I had a log file containing sequences of operations descriptions like this:
/*
DBLoadSchema
2013-06-21T15:01:46.222-04:00
. . .
and I needed to extract just the name (‘DBLoadSchema’) and date-time of each operation, plus their line number within the log file.
The ‘standard’ way would be to use a loop processing all the lines one by one, using some variables to keep track of the current state: ‘found /*’, ‘found operation name XXX’ etc. – a state machine.
The scripting language I use now is mostly F# – but using mutable variables to keep track of the state like that feels ‘wrong’ in a functional language like F# – a solution without mutable variables would be preferable.
Half-remembering something I read in a blog (or maybe was a book?) I came up with using separate functions – each representing a state of the state machine – that simply call each other to transition between states:
let rec processStart (log: StreamReader) lineNumber =
if log.EndOfStream then
Seq.empty
else
let line = log.ReadLine()
let lineNumber = lineNumber + 1
if line="/*" then
processStartComment log lineNumber
else
processStart log lineNumber
and processStartComment (log: StreamReader) lineNumber =
if log.EndOfStream then
Seq.empty
else
let line = log.ReadLine()
let lineNumber = lineNumber + 1
processProc (line.Trim()) log lineNumber
and processProc procName (log: StreamReader) lineNumber =
if log.EndOfStream then
Seq.empty
else
let line = log.ReadLine()
let lineNumber = lineNumber + 1
let dateTimeString = line.Trim()
let (ok, dateTime) = DateTime.TryParse(dateTimeString)
seq {
if ok then
yield (lineNumber, procName, dateTime)
yield! processStart log lineNumber
}
The source stream and the current line number are passed as a parameter to each function, and the state variables are parameters as well – in this case just the name of the operation, that is passed from ‘processStartComment’ to ‘processProc’. The functions return the result as a sequence of triplets line number, operation name, operation date-time.

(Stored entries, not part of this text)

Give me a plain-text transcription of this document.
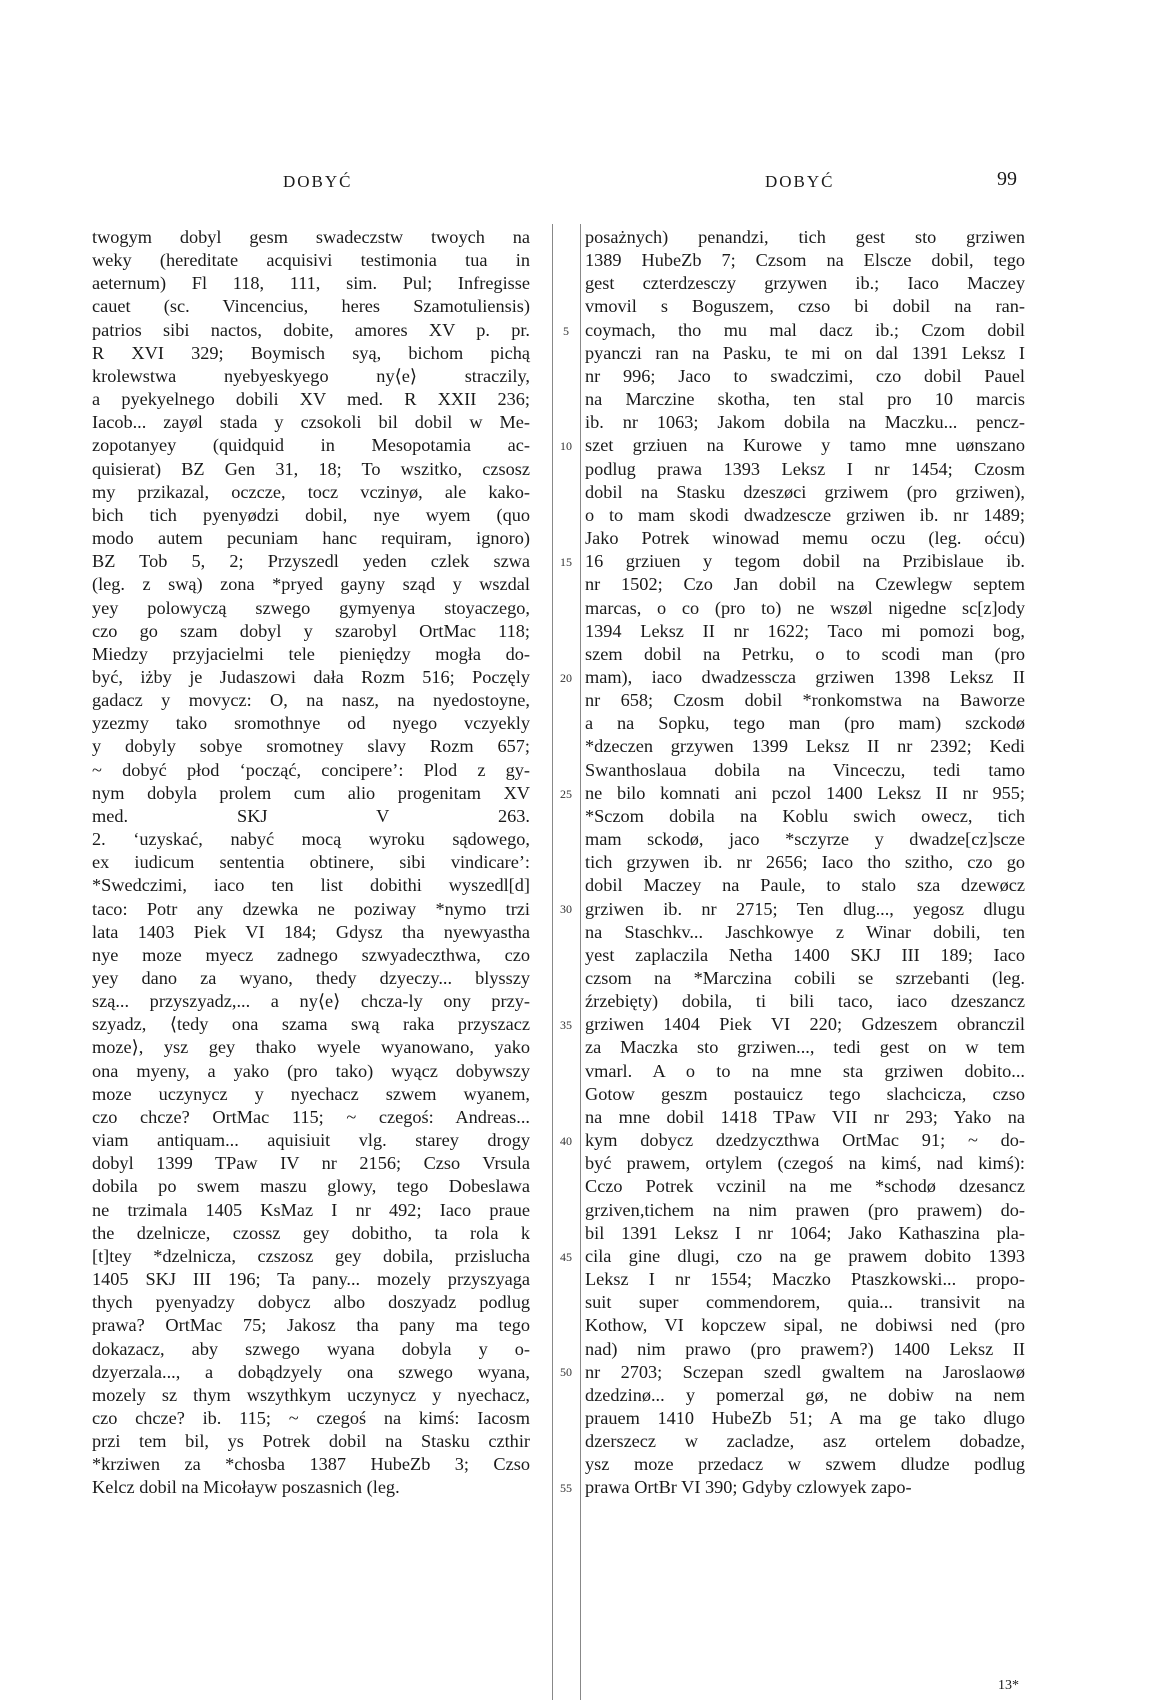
DOBYĆ	DOBYĆ	99
twogym dobyl gesm swadeczstw twoych na
weky (hereditate acquisivi testimonia tua in
aeternum) Fl 118, 111, sim. Pul; Infregisse
cauet (sc. Vincencius, heres Szamotuliensis)
patrios sibi nactos, dobite, amores XV p. pr.
R XVI 329; Boymisch syą, bichom pichą
krolewstwa nyebyeskyego ny⟨e⟩ straczily,
a pyekyelnego dobili XV med. R XXII 236;
Iacob... zayøl stada y czsokoli bil dobil w Me-
zopotanyey (quidquid in Mesopotamia ac-
quisierat) BZ Gen 31, 18; To wszitko, czsosz
my przikazal, oczcze, tocz vczinyø, ale kako-
bich tich pyenyødzi dobil, nye wyem (quo
modo autem pecuniam hanc requiram, ignoro)
BZ Tob 5, 2; Przyszedl yeden czlek szwa
(leg. z swą) zona *pryed gayny sząd y wszdal
yey polowyczą szwego gymyenya stoyaczego,
czo go szam dobyl y szarobyl OrtMac 118;
Miedzy przyjacielmi tele pienięd​zy mogła do-
być, iżby je Judaszowi dała Rozm 516; Poczęly
gadacz y movycz: O, na nasz, na nyedostoyne,
yzezmy tako sromothnye od nyego vczyekly
y dobyly sobye sromotney slavy Rozm 657;
~ dobyć płod ʻpocząć, concipereʼ: Plod z gy-
nym dobyla prolem cum alio progenitam XV
med. SKJ V 263.
2. ʻuzyskać, nabyć mocą wyroku sądowego,
ex iudicum sententia obtinere, sibi vindicareʼ:
*Swedczimi, iaco ten list dobithi wyszedl[d]
taco: Potr any dzewka ne poziway *nymo trzi
lata 1403 Piek VI 184; Gdysz tha nyewyastha
nye moze myecz zadnego szwyadeczthwa, czo
yey dano za wyano, thedy dzyeczy... blysszy
szą... przyszyadz,... a ny⟨e⟩ chcza-ly ony przy-
szyadz, ⟨tedy ona szama swą raka przyszacz
moze⟩, ysz gey thako wyele wyanowano, yako
ona myeny, a yako (pro tako) wyącz dobywszy
moze uczynycz y nyechacz szwem wyanem,
czo chcze? OrtMac 115; ~ czegoś: Andreas...
viam antiquam... aquisiuit vlg. starey drogy
dobyl 1399 TPaw IV nr 2156; Czso Vrsula
dobila po swem maszu glowy, tego Dobeslawa
ne trzimala 1405 KsMaz I nr 492; Iaco praue
the dzelnicze, czossz gey dobitho, ta rola k
[t]tey *dzelnicza, czszosz gey dobila, przislucha
1405 SKJ III 196; Ta pany... mozely przyszyaga
thych pyenyadzy dobycz albo doszyadz podlug
prawa? OrtMac 75; Jakosz tha pany ma tego
dokazacz, aby szwego wyana dobyla y o-
dzyerzala..., a dobądzyely ona szwego wyana,
mozely sz thym wszythkym uczynycz y nyechacz,
czo chcze? ib. 115; ~ czegoś na kimś: Iacosm
przi tem bil, ys Potrek dobil na Stasku czthir
*krziwen za *chosba 1387 HubeZb 3; Czso
Kelcz dobil na Micołayw poszasnich (leg.
posażnych) penandzi, tich gest sto grziwen
1389 HubeZb 7; Czsom na Elscze dobil, tego
gest czterdzesczy grzywen ib.; Iaco Maczey
vmovil s Boguszem, czso bi dobil na ran-
coymach, tho mu mal dacz ib.; Czom dobil
pyanczi ran na Pasku, te mi on dal 1391 Leksz I
nr 996; Jaco to swadczimi, czo dobil Pauel
na Marczine skotha, ten stal pro 10 marcis
ib. nr 1063; Jakom dobila na Maczku... pencz-
szet grziuen na Kurowe y tamo mne uønszano
podlug prawa 1393 Leksz I nr 1454; Czosm
dobil na Stasku dzeszøci grziwem (pro grziwen),
o to mam skodi dwadzescze grziwen ib. nr 1489;
Jako Potrek winowad memu oczu (leg. oćcu)
16 grziuen y tegom dobil na Przibislaue ib.
nr 1502; Czo Jan dobil na Czewlegw septem
marcas, o co (pro to) ne wszøl nigedne sc[z]ody
1394 Leksz II nr 1622; Taco mi pomozi bog,
szem dobil na Petrku, o to scodi man (pro
mam), iaco dwadzesscza grziwen 1398 Leksz II
nr 658; Czosm dobil *ronkomstwa na Baworze
a na Sopku, tego man (pro mam) szckodø
*dzeczen grzywen 1399 Leksz II nr 2392; Kedi
Swanthoslaua dobila na Vinceczu, tedi tamo
ne bilo komnati ani pczol 1400 Leksz II nr 955;
*Sczom dobila na Koblu swich owecz, tich
mam sckodø, jaco *sczyrze y dwadze[cz]scze
tich grzywen ib. nr 2656; Iaco tho szitho, czo go
dobil Maczey na Paule, to stalo sza dzewøcz
grziwen ib. nr 2715; Ten dlug..., yegosz dlugu
na Staschkv... Jaschkowye z Winar dobili, ten
yest zaplaczila Netha 1400 SKJ III 189; Iaco
czsom na *Marczina cobili se szrzebanti (leg.
źrzebięty) dobila, ti bili taco, iaco dzeszancz
grziwen 1404 Piek VI 220; Gdzeszem obranczil
za Maczka sto grziwen..., tedi gest on w tem
vmarl. A o to na mne sta grziwen dobito...
Gotow geszm postauicz tego slachcicza, czso
na mne dobil 1418 TPaw VII nr 293; Yako na
kym dobycz dzedzyczthwa OrtMac 91; ~ do-
być prawem, ortylem (czegoś na kimś, nad kimś):
Cczo Potrek vczinil na me *schodø dzesancz
grziven,tichem na nim prawen (pro prawem) do-
bil 1391 Leksz I nr 1064; Jako Kathaszina pla-
cila gine dlugi, czo na ge prawem dobito 1393
Leksz I nr 1554; Maczko Ptaszkowski... propo-
suit super commendorem, quia... transivit na
Kothow, VI kopczew sipal, ne dobiwsi ned (pro
nad) nim prawo (pro prawem?) 1400 Leksz II
nr 2703; Sczepan szedl gwaltem na Jaroslaowø
dzedzinø... y pomerzal gø, ne dobiw na nem
prauem 1410 HubeZb 51; A ma ge tako dlugo
dzerszecz w zacladze, asz ortelem dobadze,
ysz moze przedacz w szwem dludze podlug
prawa OrtBr VI 390; Gdyby czlowyek zapo-
5
10
15
20
25
30
35
40
45
50
55
13*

To process a log file simply open it and call ‘processStart’:
let filterLog (path: string) =
use log = new StreamReader(path)
processStart log 1
All in all this ‘functional’ way requires a little bit to get used to – coming from a procedural background – but looks much simpler to use, especially if the state machine gets more complex. The use of sequences is nice as well: once you have a sequence of the parsed values it is easy to create pipelines to do further processing.